Anyway, why did I need it? I was fine. I was doing okay, by pretty much all measures. And anyway, the issues that I did have — short-term working memory weaknesses, executive function problems — were being handled in conjunction with another set of health issues I had.
As the years have passed, however, I’ve been increasingly inclined to pursue an official diagnosis. And after talking with someone this past week, I think I may have a path forward that will get me a diagnosis, while not being “flagged” with insurance companies in ways that can deny me health coverage in the future.
So, I am moving forward with it. I’ve already sent an email to a provider I was told about, who specializes in assessments, as well as doing counseling with neurodiverse couples. I don’t know if I’ll be able to afford it, or if I can even manage to make it happen, but I’ve taken the first step. And we shall see what comes of it.
How did I get to the point where I’m actually pursuing this? Considering all the reasons I have to not get diagnosed, it seems… well… incongruous. But when I think about it, I’m not getting any younger, and it could be that I need some extra help and accommodations at some point.
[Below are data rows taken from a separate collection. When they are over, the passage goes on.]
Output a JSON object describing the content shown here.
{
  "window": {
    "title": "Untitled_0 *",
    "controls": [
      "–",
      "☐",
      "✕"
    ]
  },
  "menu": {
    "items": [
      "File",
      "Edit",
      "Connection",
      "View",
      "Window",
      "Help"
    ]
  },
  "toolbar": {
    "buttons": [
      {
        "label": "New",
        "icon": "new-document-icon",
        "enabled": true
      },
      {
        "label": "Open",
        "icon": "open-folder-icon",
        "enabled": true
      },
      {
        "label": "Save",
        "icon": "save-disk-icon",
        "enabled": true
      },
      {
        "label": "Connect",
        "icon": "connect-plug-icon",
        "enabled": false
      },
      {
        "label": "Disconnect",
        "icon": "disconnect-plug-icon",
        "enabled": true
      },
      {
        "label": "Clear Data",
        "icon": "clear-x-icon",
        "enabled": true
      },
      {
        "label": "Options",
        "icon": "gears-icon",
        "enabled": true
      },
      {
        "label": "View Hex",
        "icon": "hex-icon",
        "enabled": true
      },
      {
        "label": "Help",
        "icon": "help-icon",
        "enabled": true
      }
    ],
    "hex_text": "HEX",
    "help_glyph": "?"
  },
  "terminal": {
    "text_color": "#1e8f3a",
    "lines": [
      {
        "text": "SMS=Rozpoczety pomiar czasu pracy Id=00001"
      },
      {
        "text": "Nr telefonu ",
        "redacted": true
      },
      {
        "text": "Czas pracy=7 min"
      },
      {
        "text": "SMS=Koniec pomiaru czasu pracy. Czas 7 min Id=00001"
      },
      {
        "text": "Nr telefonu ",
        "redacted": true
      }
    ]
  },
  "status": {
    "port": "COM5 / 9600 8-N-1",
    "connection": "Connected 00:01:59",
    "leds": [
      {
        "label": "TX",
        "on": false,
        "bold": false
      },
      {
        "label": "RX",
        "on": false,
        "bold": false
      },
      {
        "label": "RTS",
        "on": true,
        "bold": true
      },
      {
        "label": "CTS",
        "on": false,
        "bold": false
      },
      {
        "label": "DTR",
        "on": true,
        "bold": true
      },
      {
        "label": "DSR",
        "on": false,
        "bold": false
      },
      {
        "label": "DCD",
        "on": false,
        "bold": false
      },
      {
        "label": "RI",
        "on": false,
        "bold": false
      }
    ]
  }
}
It will be easier to get diagnosed now, and just have it on hand for future reference, rather than wait till I’m in dire need and can’t piece two thoughts together.
If I get diagnosed outside of the insurance company structure, I never need them to find out about it. I just don’t know if I can afford it, is all.
But if I can afford it, the steps are attainable and manageable, and I can get my act together to move forward, why not?
Frankly, it will be a relief to have a diagnosis. That’s one less argument to have with people who are rigidly anti-self-diagnosis, in the end.